All the Pretty Horses, by Cormac McCarthy is a unique coming of age story. Already matured and weathered by family issues, a teenage boy ages even more when he not only finds horses, but love, too—and what the floor of a Mexican jail smells and feels like.
When his mother sells their horse ranch in Texas, John Grady Cole, age 16, becomes disillusioned with her, and with his country, America, in general. He packs up his horse, and the new saddle his estranged father just gave him, and talks his cousin, Rawlins, into riding with him into Mexico. He’s sure they’ll find the unspoiled ranchers life there, and ride into the sunset with All the Pretty Horses of his dreams.
Not long into their trip, the boys sense another rider stalking them and soon become burdened with a smart-mouthed, hot-tempered boy named Blivens. Blivens brags, lies, and shows off a gun, which he swears is his and proves to be adept with. He begs them to let him ride with them.
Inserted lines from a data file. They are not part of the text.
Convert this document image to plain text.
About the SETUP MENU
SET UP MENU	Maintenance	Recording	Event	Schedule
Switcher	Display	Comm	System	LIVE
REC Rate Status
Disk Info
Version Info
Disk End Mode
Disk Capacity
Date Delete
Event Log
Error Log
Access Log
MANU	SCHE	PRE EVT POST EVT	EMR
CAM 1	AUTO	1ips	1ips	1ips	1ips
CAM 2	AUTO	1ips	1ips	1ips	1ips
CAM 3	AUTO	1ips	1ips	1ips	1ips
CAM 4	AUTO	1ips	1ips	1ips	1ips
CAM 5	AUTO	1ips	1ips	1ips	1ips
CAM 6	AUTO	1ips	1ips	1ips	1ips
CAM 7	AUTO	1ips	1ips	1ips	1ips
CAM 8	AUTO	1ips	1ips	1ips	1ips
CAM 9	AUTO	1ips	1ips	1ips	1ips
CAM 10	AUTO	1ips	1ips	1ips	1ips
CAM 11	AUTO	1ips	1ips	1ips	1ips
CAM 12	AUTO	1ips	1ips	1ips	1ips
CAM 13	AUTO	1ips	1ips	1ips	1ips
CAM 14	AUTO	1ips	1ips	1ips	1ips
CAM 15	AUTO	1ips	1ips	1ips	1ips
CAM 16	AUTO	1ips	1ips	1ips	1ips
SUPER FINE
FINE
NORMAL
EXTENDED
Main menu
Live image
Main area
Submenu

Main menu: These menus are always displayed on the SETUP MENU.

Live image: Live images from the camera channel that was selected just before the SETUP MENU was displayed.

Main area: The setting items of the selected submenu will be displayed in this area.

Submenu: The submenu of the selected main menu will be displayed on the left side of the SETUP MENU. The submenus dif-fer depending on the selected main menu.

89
Rawlins tries to convince John Grady to ditch him, but John Grady feels the kid won’t make it on his own and lets him come along.
Blivens loses his horse and most of his possessions during a storm. Riding behind John Grady, he catches sight of them, in another man’s possession, at the next town. The boys agree to steal back just the horse, and they commence to do this foolish thing. During the ensuing chase, Blivens takes off in a different direction. Rid of him, John Grady and Rawlins turn south and get on with their journey.
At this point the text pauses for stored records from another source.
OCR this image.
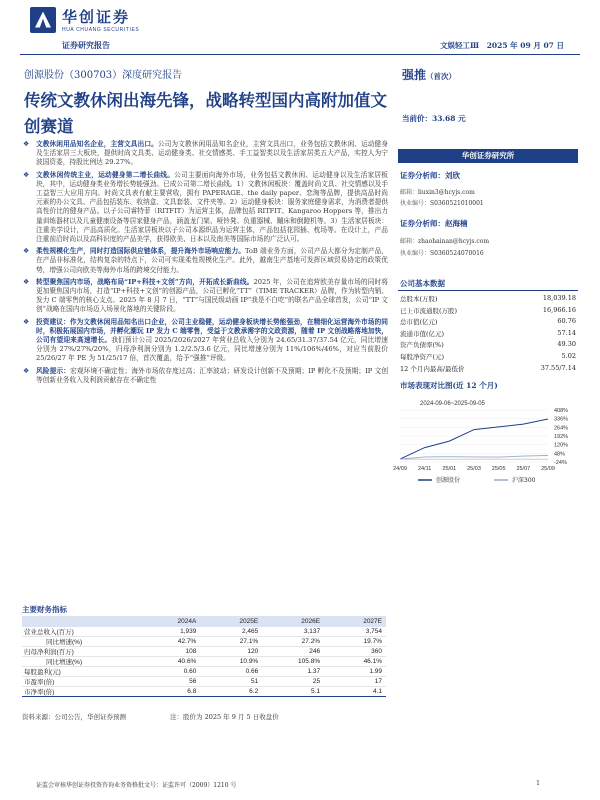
华创证券
HUA CHUANG SECURITIES
证券研究报告	文娱轻工Ⅲ　2025 年 09 月 07 日
创源股份（300703）深度研究报告
传统文教休闲出海先锋，战略转型国内高附加值文创赛道
强推（首次）
当前价：33.68 元
华创证券研究所
证券分析师：刘欣
邮箱：liuxin3@hcyjs.com
执业编号：S0360521010001
证券分析师：赵海楠
邮箱：zhaohainan@hcyjs.com
执业编号：S0360524070016
公司基本数据
总股本(万股)	18,039.18
已上市流通股(万股)	16,966.16
总市值(亿元)	60.76
流通市值(亿元)	57.14
资产负债率(%)	49.30
每股净资产(元)	5.02
12 个月内最高/最低价	37.55/7.14
市场表现对比图(近 12 个月)
2024-09-06~2025-09-05
-24%
48%
120%
192%
264%
336%
408%
24/09 24/11 25/01 25/03 25/05 25/07 25/09
创源股份	沪深300
❖ 文教休闲用品知名企业，主营文具出口。公司为文教休闲用品知名企业，主营文具出口，业务包括文教休闲、运动健身及生活家居三大板块，提供时尚文具类、运动健身类、社交情感类、手工益智类以及生活家居类五大产品，实控人为宁波国资委，持股比例达 29.27%。
❖ 文教休闲传统主业，运动健身第二增长曲线。公司主要面向海外市场，业务包括文教休闲、运动健身以及生活家居板块，其中，运动健身类业务增长势能强劲。已成公司第二增长曲线。1）文教休闲板块：覆盖时尚文具、社交情感以及手工益智三大应用方向。时尚文具表有献主要营收，拥有 PAPERAGE、the daily paper、恋淘等品牌，提供高品时尚元素的办公文具、产品包括装东、收纳盒、文具套装、文件夹等。2）运动健身板块：服务家庭健身需求，为消费者提供高性价比的健身产品。以子公司睿特菲（RITFIT）为运营主体，品牌包括 RITFIT、Kangaroo Hoppers 等，推出力量训练器材以及儿童健康设备等居家健身产品，涵盖龙门架、哑铃凳、负重器械、蹦床和倒蹬机等。3）生活家居板块：注重美学设计，产品高质化。生活家居板块以子公司本源织品为运营主体，产品包括花园插、枕场等。在设计上，产品注重前沿时尚以及高科识度的产品美学，获得欧美、日本以及南美等国际市场的广泛认可。
❖ 柔性规模化生产，同时打造国际供应链体系，提升海外市场响应能力。ToB 端业务方面，公司产品大都分为定制产品，在产品非标准化，结构复杂的特点下，公司可实现柔性规模化生产。此外，越南生产基地可发挥区域贸易协定的政策优势，增强公司向欧美等海外市场的跨境交付能力。
❖ 转型聚焦国内市场，战略布局“IP+科技+文创”方向，开拓成长新曲线。2025 年，公司在追营欧美存量市场的同时将更加聚焦国内市场，打造“IP+科技+文创”的创源产品，公司已孵化“TT”（TIME TRACKER）品牌，作为转型内销、发力 C 端零售的核心支点。2025 年 8 月 7 日，“TT”与国民级动画 IP“我是不白吃”的联名产品全球首发，公司“IP 文创”战略在国内市场迈入场景化落地的关键阶段。
❖ 投资建议：作为文教休闲用品知名出口企业，公司主业稳健，运动健身板块增长势能强劲，在精细化运营海外市场的同时，积极拓展国内市场，并孵化潮玩 IP 发力 C 端零售，受益于文教承需字的文政资源，随着 IP 文创战略落地加快，公司有望迎来高速增长。我们预计公司 2025/2026/2027 年营业总收入分别为 24.65/31.37/37.54 亿元，同比增速分别为 27%/27%/20%，归母净利润分别为 1.2/2.5/3.6 亿元，同比增速分别为 11%/106%/46%，对应当前股价 25/26/27 年 PE 为 51/25/17 倍，首次覆盖，给予“强推”评级。
❖ 风险提示：宏观环境不确定性；海外市场依存度过高；汇率波动；研发设计创新不及预期；IP 孵化不及预期；IP 文创等创新业务收入及利润贡献存在不确定性
主要财务指标
	2024A	2025E	2026E	2027E
营业总收入(百万)	1,939	2,465	3,137	3,754
同比增速(%)	42.7%	27.1%	27.2%	19.7%
归母净利润(百万)	108	120	246	360
同比增速(%)	40.6%	10.9%	105.8%	46.1%
每股盈利(元)	0.60	0.66	1.37	1.99
市盈率(倍)	56	51	25	17
市净率(倍)	6.8	6.2	5.1	4.1
资料来源：公司公告，华创证券预测	注：股价为 2025 年 9 月 5 日收盘价
证监会审核华创证券投资咨询业务资格批文号：证监许可（2009）1210 号	1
They get jobs at a long-established horse ranch, after being questioned extensively about why they are there. Working at what they love, the two try to forget about Blivens, but deep inside they worry that their brief encounter with the hot-head is going to come back to haunt them.
John Grady falls in love with the ranch owner’s young daughter, which only means more trouble as far as Rawlins sees it. (Honor is all a woman has in this country, and the girl’s family intends to protect hers.)
Trouble does come, and the boys live a hard life in a short time as Americans (with no money) in a Mexican jail. They face charges for theft and murder, but their dauntless youth keeps them from kowtowing for any reason. This story is a delicate portrayal of that stubborn, free-spirited time called “youth,” clashing, abruptly, with the wing-clipping, all-powerful control of potent adults.
Frank Muller is a very versatile reader and truly gives the text an eloquent dimension.